My parents are very, very involved, as well as my sisters, and both brothers in law. We are all here to support each other, because that’s what we do. It is our job to make sure that our children have wonderful, safe, and comfortable childhoods. We create their holidays, their celebrations, as well as handle the not so happy parts of raising children too.
Here are some important reasons why it takes a village to raise children:
You Are Not the Only One that loves your kids
It’s most likely that you are not the only person in the world that loves your children. Let others love and indulge in your children the way you do. As their parent, no one will ever love them as much as you, but trust me when I say that I’m sure that your family members and friends love and care for your kids very much.
It’s Hard To Be a Parent
I don’t know if you have heard…but it’s really, really hard to be a parent. Parenting is tough, and can be exhausting for anyone. Sometimes you need a second, third, fourth, and fifth opinion. You will never always know what to do in every situation, and you’ll probably have to make difficult judgement calls all the time. A second or third pair of eyes, and others to bounce ideas off of is always a good idea. There will be times when you will need the talents, skills and insights of others in your village.

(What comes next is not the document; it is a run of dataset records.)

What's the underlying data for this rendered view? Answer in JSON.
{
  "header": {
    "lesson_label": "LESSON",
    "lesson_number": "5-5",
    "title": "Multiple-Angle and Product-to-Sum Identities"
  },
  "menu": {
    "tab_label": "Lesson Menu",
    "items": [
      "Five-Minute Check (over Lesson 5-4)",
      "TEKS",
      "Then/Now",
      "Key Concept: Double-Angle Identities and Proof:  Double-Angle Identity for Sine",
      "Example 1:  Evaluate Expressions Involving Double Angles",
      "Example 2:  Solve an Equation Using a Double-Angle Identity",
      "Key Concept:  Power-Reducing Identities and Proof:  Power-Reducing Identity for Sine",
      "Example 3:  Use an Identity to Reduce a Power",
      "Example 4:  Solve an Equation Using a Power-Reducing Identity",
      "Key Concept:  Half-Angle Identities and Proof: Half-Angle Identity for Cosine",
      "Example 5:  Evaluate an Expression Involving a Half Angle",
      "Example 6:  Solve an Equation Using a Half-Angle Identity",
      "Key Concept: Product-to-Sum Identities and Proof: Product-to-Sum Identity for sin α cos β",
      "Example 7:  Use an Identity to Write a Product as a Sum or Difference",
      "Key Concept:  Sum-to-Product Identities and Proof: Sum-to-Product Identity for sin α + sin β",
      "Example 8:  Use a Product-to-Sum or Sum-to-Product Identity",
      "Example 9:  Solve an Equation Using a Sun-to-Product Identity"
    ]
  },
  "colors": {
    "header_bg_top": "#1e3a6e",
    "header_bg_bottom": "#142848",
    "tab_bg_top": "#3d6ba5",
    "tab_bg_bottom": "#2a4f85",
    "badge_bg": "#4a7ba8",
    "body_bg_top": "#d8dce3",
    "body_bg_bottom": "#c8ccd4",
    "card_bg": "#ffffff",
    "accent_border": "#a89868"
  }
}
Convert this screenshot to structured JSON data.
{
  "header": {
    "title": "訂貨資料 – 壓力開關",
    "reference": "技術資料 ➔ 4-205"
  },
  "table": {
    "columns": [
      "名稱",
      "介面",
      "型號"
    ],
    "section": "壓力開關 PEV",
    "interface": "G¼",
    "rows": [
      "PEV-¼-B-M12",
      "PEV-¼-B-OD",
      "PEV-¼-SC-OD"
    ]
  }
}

Strong Kids Come from a Close Family
If you have a close family with very strong family values, then you are raising strong children. They need to know that they come from a strong support system that contains people that they trust and can speak to. Sometimes that is not always going to be the parent. My children are comfortable talking to my sisters about some things that they are not comfortable talking to me about, and I’m ok with that. Because my nieces and nephews feel comfortable talking to me about things that they don’t want to talk to my sisters about. It’s what we are all here for.
Parents will Trust the People that are in Charge – and will have free time to work on their marriage/relationship
There will not be any guilt or worry when going on date nights, or taking a couple days away from the kiddies. You will trust the people they are with, because these people are already an important part in your lives.
Lastly – Parents and Children will not feel Lonely
It is not hard to feel alone when you are a parent…and even a child. You will not feel like the entire weight of your child’s world rests only on your shoulders. There are others around to share this with you, to help, to confide in, and to help you feel like everything is going to be OK. You will have people in your corner, whether these are family members or close friends.
Remember, life is short, and raising children is hard. Whenever we are faced with difficult tasks, we have a support system for everything else in life. In work, sports, anything – there is a team, a coach, a manager, and we share these difficult tasks with others. Why shouldn’t we be doing the same with our children, and our families. With people we trust.